PhD student: Jiangjun Ran

The on-going global warming may have a number of serious consequences in the coming decades. One of them is global sea level rise, which may have a catastrophic impact for hundreds of millions of people living in coastal areas world-wide. Due to the enormous scale of this problem, it can only be managed on the basis of a careful long-term planning. Such a planning requires, in particular, an accurate estimation of future rates of water level rise. This is not an easy task. In particular, it is difficult to predict the contribution of the dynamic discharge of the polar ice sheets, where a large amount of water is stored. For instance, melting of the entire Greenland ice sheet would rise the sea level, in average, by about 7 meters.

In order to understand and predict the future behavior of ice sheets, it is necessary, in particular, to analyze available data. One of most important sources of such data is satellite gravimetry mission Gravity Recovery and Climate Experiment (GRACE). This mission is capable of measuring tiny variations of the gravity field caused by mass re-distribution. As such, this mission can be used to obtain direct estimates of changes in ice sheet mass. Another way to monitor ice sheets is to measure elevation changes using satellite altimetry missions, like ICESat and Cryosat. Altimetry data contain information only about volume changes, so that additional information about the density of the material responsible for the changes is needed. This limitation is compensated by a much higher spatial resolution that achievable with satellite gravimetry.

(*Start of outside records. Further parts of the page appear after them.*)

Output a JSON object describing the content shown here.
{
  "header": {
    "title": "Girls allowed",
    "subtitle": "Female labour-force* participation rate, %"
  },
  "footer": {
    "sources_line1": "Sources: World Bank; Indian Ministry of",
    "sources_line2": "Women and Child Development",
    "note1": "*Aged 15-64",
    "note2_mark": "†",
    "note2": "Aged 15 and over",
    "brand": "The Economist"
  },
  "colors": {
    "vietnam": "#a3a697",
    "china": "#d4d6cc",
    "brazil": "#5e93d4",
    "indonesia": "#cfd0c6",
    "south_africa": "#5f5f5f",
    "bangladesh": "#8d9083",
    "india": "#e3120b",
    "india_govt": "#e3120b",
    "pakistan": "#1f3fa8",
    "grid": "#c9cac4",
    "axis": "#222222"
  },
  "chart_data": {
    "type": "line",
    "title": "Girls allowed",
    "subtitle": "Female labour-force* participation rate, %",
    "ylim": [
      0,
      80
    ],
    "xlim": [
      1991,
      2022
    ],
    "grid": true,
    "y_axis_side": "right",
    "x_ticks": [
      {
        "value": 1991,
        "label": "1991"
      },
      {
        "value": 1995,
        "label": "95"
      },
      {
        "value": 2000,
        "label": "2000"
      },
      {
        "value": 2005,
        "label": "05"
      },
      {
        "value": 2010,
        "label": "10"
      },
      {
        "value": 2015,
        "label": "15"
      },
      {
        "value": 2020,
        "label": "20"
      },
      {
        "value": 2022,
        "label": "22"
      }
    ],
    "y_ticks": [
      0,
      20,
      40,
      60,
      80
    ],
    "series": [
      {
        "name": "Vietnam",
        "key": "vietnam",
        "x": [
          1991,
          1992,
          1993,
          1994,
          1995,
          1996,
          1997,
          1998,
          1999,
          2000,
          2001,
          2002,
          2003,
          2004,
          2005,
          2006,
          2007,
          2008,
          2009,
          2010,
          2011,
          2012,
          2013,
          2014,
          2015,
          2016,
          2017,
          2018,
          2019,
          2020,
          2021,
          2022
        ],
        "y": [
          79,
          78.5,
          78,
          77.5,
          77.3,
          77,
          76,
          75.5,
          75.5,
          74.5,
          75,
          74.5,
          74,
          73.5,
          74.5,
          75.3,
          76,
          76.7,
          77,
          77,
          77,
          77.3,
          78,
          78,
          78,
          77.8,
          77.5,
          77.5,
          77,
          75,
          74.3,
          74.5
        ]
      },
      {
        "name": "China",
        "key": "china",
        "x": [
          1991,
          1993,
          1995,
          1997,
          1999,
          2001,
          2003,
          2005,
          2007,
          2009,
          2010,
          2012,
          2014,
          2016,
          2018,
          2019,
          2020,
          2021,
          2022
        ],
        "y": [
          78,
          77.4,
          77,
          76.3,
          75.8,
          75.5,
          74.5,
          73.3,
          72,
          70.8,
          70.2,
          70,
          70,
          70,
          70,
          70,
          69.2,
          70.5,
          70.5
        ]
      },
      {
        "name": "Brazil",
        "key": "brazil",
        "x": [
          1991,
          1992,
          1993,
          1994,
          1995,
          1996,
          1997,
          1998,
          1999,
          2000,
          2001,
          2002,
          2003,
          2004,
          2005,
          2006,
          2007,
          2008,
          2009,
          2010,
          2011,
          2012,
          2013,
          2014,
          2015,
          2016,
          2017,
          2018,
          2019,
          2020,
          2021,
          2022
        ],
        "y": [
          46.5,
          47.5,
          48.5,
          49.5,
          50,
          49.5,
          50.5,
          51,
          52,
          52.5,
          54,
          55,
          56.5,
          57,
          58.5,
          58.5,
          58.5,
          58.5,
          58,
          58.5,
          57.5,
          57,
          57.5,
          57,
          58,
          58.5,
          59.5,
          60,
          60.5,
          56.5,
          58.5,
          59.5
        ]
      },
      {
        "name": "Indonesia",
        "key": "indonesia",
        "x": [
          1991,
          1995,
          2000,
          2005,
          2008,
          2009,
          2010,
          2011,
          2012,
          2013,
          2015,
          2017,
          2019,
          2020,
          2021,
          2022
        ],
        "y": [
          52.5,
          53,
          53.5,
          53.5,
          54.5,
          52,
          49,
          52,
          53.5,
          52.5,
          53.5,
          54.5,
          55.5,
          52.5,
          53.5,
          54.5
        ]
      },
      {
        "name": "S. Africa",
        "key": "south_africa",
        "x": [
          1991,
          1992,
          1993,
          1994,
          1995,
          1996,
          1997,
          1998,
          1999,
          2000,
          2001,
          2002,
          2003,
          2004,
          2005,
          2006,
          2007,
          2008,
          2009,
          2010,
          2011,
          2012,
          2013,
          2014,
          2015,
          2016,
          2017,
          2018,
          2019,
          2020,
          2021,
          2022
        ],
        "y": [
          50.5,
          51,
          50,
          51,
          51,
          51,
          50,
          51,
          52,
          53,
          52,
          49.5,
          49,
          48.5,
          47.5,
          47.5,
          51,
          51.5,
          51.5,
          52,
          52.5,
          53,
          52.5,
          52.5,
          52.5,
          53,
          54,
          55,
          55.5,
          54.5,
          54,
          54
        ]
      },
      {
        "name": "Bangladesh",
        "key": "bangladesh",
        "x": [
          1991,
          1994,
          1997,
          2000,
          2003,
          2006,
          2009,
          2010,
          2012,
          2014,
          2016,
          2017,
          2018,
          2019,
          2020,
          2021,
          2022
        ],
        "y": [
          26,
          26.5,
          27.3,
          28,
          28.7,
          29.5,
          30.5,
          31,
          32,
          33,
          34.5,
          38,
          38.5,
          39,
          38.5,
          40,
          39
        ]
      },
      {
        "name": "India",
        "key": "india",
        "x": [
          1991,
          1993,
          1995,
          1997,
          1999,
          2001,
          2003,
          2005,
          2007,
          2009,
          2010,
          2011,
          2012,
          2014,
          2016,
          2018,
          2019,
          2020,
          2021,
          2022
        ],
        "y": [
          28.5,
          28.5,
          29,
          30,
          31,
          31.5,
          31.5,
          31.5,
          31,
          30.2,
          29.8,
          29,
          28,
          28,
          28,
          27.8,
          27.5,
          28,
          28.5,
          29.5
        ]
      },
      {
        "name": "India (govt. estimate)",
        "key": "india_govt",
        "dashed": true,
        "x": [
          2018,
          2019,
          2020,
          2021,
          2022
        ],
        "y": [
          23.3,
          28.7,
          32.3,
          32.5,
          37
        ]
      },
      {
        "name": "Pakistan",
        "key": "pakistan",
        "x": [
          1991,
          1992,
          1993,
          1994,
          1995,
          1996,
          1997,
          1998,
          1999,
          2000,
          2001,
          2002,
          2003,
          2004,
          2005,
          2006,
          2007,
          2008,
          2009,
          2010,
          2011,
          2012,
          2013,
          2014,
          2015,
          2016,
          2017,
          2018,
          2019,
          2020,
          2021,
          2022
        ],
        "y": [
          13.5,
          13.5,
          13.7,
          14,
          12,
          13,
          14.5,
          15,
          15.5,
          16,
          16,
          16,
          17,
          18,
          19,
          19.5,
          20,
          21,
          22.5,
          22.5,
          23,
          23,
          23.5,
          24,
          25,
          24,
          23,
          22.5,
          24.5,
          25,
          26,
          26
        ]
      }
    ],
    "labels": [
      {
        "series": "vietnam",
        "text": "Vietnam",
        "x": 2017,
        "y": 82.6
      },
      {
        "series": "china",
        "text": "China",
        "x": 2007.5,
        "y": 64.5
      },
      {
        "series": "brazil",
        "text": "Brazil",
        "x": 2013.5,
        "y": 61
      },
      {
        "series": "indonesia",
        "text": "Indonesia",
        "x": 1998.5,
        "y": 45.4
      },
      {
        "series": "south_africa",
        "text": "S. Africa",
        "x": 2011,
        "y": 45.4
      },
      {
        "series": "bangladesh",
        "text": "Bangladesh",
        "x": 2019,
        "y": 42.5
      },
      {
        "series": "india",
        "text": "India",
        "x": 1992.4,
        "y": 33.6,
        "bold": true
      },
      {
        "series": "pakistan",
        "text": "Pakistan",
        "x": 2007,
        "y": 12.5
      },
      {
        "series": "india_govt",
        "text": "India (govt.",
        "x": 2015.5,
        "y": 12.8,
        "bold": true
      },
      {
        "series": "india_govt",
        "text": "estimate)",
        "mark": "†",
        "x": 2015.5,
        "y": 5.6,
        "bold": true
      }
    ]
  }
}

In the course of the project, possible ways to achieve the highest possible spatial resolution of GRACE-based mass change estimates will be investigated. Moreover, it will be studied how this resolution can be further improved by combining GRACE and remote sensing data. After that, we intend to isolate the dynamic discharge component from the observed changes, for which purpose appropriate models of precipitation and water melting are to be used. Finally, quantitative
links between the recovered dynamic discharge and environmental conditions (particularly, air temperature) are to be established. In combination with ice dynamics modeling, this information will lead to better quantification and understanding of ice dynamics.